Eines kann man der 231. Episode nicht vorwerfen: Dass in diesem Jubiläumsfilm „30 Jahre Polizeiruf 110“ mit Prominenz gekleckert worden wäre. Die bereits verblichenen Kommissare tauchen am Schluss als Fotos auf und viele, die damals aktuell oder in der Vergangenheit in der Reihe eingesetzt wurden und die das Glück hatten, zum  Zeitpunkt der Produktion unter den Lebenden zu weilen, sieht man in bewegten Bildern. Deswegen habe ich mir erlaubt, im Anschluss an die von dort Handlungsbeschreibung die Wikipedia noch einmal zu befragen und alle im Film auf irgendeine Weise zu sehenden Polizeiruf-Ermittler*innen aufzulisten. Demnächst ist übrigens „50 Jahre Polizeiruf 110“. Was werden sie daraus machen? Was sie aus dem 30jährigen gemacht haben, ist in der -> Rezension beschrieben.

Handlung (1)

Kurpatienten werden mit Videos ihrer Schäferstündchen erpresst. Schmücke und Schneider sind sich sicher, dass der Erpresser im Kurklinikum zu finden sein muss. Obwohl Erpressung eigentlich nicht ihr Ressort ist, will Schmücke auf diese Weise gleichzeitig seinen lang ersehnten Kuraufenthalt nutzen. Edith Reger erklärt er zu seiner Tarnung zu seiner Ehefrau und Kollege Schneider erscheint anfangs unauffällig als Pharmavertreter und kann so mit Schmücke in Kontakt bleiben.

Schon bald kommt Schmücke mit der attraktiven Lehrerin Dorle Mikisch in Kontakt und will sie heimlich als Lockvogel einsetzen. Zum Kreis ihrer Kurbekanntschaften gehören der Bankier Taube, der Schokoladenfabrikant Suchon, der Pferdeliebhaber Theodor Illgen, Bauunternehmer Achim Zoch und dessen „Kurschatten“ Patricia Kniestedt.

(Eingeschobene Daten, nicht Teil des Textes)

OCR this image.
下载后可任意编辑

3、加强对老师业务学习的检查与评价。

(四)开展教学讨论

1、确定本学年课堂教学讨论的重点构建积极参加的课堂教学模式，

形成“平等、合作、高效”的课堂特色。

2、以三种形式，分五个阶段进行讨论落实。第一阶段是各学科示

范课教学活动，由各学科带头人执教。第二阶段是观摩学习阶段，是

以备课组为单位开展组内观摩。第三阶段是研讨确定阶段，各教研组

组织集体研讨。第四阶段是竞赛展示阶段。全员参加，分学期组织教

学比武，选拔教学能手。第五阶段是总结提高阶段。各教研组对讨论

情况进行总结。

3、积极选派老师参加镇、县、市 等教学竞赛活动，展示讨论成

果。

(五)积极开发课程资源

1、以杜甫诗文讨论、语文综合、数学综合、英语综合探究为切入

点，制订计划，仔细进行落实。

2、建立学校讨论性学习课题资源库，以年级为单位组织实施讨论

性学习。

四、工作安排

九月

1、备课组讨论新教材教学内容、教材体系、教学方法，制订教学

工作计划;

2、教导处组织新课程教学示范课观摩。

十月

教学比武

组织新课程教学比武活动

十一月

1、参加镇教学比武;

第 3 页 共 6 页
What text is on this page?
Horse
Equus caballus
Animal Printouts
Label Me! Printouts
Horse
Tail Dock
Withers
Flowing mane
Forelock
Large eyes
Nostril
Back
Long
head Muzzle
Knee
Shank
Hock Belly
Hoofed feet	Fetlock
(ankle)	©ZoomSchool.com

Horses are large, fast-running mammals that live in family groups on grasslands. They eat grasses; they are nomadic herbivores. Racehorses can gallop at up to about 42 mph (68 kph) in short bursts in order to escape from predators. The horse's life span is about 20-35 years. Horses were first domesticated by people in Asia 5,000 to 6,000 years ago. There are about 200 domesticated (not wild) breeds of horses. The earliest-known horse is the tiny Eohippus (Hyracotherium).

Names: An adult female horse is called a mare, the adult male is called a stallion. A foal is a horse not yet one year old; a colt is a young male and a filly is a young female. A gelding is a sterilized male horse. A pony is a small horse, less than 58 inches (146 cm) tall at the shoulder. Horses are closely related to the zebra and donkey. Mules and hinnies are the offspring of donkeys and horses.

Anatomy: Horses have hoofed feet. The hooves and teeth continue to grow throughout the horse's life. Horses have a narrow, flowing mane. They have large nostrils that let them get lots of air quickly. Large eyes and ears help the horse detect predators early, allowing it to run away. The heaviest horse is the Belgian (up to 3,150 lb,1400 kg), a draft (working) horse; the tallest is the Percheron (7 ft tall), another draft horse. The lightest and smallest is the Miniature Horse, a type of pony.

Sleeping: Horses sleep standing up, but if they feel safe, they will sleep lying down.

Schon in der ersten Nacht beobachtet er, wie Patricia Kniestedt einen Briefumschlag in einem Versteck ablegt. Als Schmücke nachsehen will, wird er von Zoch niedergeschlagen, der auf den Erpresser lauerte. In der Erklärung danach hat Schmücke gleich einen Verbündeten, denn Zoch verspricht ihm, ihn über den Stand der Erpressung zu informieren, wenn der Kommissar im Gegenzug über seinen Seitensprung Stillschweigen bewahrt.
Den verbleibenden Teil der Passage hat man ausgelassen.